Meeting the health challenge

January 18, 2011 11:03 pm | Updated November 17, 2021 05:23 am IST

India has a staggering burden of chronic disease arising from a variety of causes, but there is encouraging evidence to show that it can reduce both death and disability through effective low-cost measures. The key to successful intervention lies in learning from good pilot programmes and making them integral to health-care protocols in both public and private sector institutions. A new series of articles published by The Lancet on universalising health coverage in India highlights the challenge that lies ahead. In the next two decades, chronic diseases resulting from cardiovascular and metabolic disorders, respiratory conditions, mental illness, and cancer are expected to cast a long shadow over national ambitions for economic growth in terms of healthy life-years lost. The section of the population that is likely to suffer the most will be those over 45. They may find the threat of infectious and parasitic diseases reducing with better standards of living but the threat of chronic diseases will increase. This is because the incidence of hypertension, poor control of blood glucose, tobacco use, and abuse of alcohol is expected to rise. The imperative therefore is to scale up the pilot programmes that have shown good results at prevention.

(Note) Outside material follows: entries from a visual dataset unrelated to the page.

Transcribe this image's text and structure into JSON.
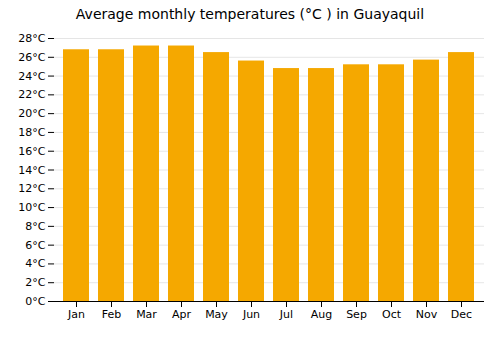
{
  "chart_data": {
    "type": "bar",
    "title": "Average monthly temperatures (°C ) in Guayaquil",
    "categories": [
      "Jan",
      "Feb",
      "Mar",
      "Apr",
      "May",
      "Jun",
      "Jul",
      "Aug",
      "Sep",
      "Oct",
      "Nov",
      "Dec"
    ],
    "values": [
      26.8,
      26.8,
      27.2,
      27.2,
      26.5,
      25.6,
      24.8,
      24.8,
      25.2,
      25.2,
      25.7,
      26.5
    ],
    "color": "#F5A800",
    "ylim": [
      0,
      28
    ],
    "yticks": [
      {
        "value": 0,
        "label": "0°C"
      },
      {
        "value": 2,
        "label": "2°C"
      },
      {
        "value": 4,
        "label": "4°C"
      },
      {
        "value": 6,
        "label": "6°C"
      },
      {
        "value": 8,
        "label": "8°C"
      },
      {
        "value": 10,
        "label": "10°C"
      },
      {
        "value": 12,
        "label": "12°C"
      },
      {
        "value": 14,
        "label": "14°C"
      },
      {
        "value": 16,
        "label": "16°C"
      },
      {
        "value": 18,
        "label": "18°C"
      },
      {
        "value": 20,
        "label": "20°C"
      },
      {
        "value": 22,
        "label": "22°C"
      },
      {
        "value": 24,
        "label": "24°C"
      },
      {
        "value": 26,
        "label": "26°C"
      },
      {
        "value": 28,
        "label": "28°C"
      }
    ],
    "grid": true
  }
}
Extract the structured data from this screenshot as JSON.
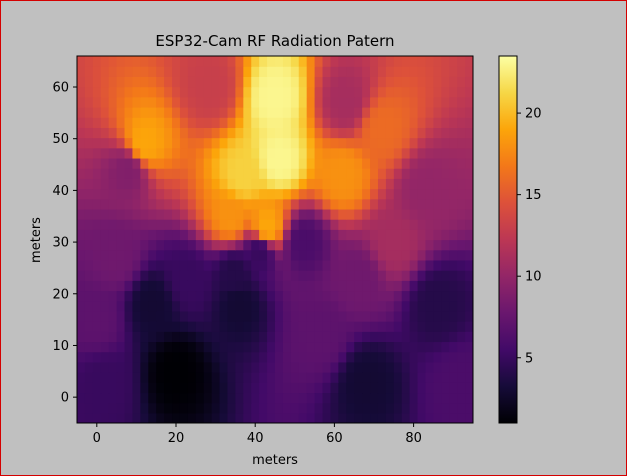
{
  "chart_data": {
    "type": "heatmap",
    "title": "ESP32-Cam RF Radiation Patern",
    "xlabel": "meters",
    "ylabel": "meters",
    "xlim": [
      -5,
      95
    ],
    "ylim": [
      -5,
      66
    ],
    "xticks": [
      0,
      20,
      40,
      60,
      80
    ],
    "yticks": [
      0,
      10,
      20,
      30,
      40,
      50,
      60
    ],
    "colormap": "inferno",
    "colorbar": {
      "range": [
        1,
        23.5
      ],
      "ticks": [
        5,
        10,
        15,
        20
      ]
    },
    "grid": false,
    "hotspots": [
      {
        "x": 45,
        "y": 58,
        "value": 23
      },
      {
        "x": 46,
        "y": 46,
        "value": 23
      },
      {
        "x": 37,
        "y": 43,
        "value": 21
      },
      {
        "x": 12,
        "y": 49,
        "value": 19
      },
      {
        "x": 62,
        "y": 43,
        "value": 18
      },
      {
        "x": 72,
        "y": 52,
        "value": 16
      },
      {
        "x": 34,
        "y": 35,
        "value": 18
      },
      {
        "x": 43,
        "y": 33,
        "value": 19
      },
      {
        "x": 20,
        "y": 5,
        "value": 1
      },
      {
        "x": 14,
        "y": 18,
        "value": 3
      },
      {
        "x": 36,
        "y": 18,
        "value": 3
      },
      {
        "x": 35,
        "y": 24,
        "value": 4
      },
      {
        "x": 41,
        "y": 28,
        "value": 5
      },
      {
        "x": 52,
        "y": 30,
        "value": 6
      },
      {
        "x": 23,
        "y": 23,
        "value": 5
      },
      {
        "x": 68,
        "y": 3,
        "value": 3
      },
      {
        "x": 86,
        "y": 18,
        "value": 4
      },
      {
        "x": 2,
        "y": 3,
        "value": 5
      },
      {
        "x": 8,
        "y": 44,
        "value": 9
      },
      {
        "x": 29,
        "y": 60,
        "value": 13
      },
      {
        "x": 63,
        "y": 57,
        "value": 11
      },
      {
        "x": 83,
        "y": 40,
        "value": 10
      },
      {
        "x": 66,
        "y": 23,
        "value": 8
      },
      {
        "x": 5,
        "y": 27,
        "value": 8
      },
      {
        "x": 75,
        "y": 30,
        "value": 11
      },
      {
        "x": 57,
        "y": 12,
        "value": 7
      },
      {
        "x": 0,
        "y": 15,
        "value": 7
      },
      {
        "x": 92,
        "y": 3,
        "value": 6
      }
    ]
  }
}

Last year the central government approved two key measures — the testing of adults for chronic diseases, and an awareness campaign on healthy behaviour — as part of an integrated national programme for prevention and control of cancer, cardiovascular diseases, and diabetes. A lot more needs to be done structurally to align policies with disease reduction goals. Regulation of unhealthy foods to reduce high calorie and salt content can mitigate the risk of diabetes and hypertension but this agenda is not making speed. Also, the unhealthy effects of energy-dense foods are compounded by negative changes in the urban environment. This experience shows that an assessment of the health effects of macroeconomic policies must be made mandatory. Achieving a drastic reduction in tobacco use must be made a national priority in the fight against cancer. The State health ministers, who met recently in Hyderabad, have done well to recognise the need to curb both smoking and smokeless forms of tobacco. But even with modified lifestyles, a medicalised approach to prevention will be needed. There are examples in this area to show that population-level testing for impaired blood glucose and hypertension, followed by a protocol of lifestyle modification and low-cost drug therapy, can stop disease progression. Given such clear evidence, the campaign against chronic disease must move into high gear.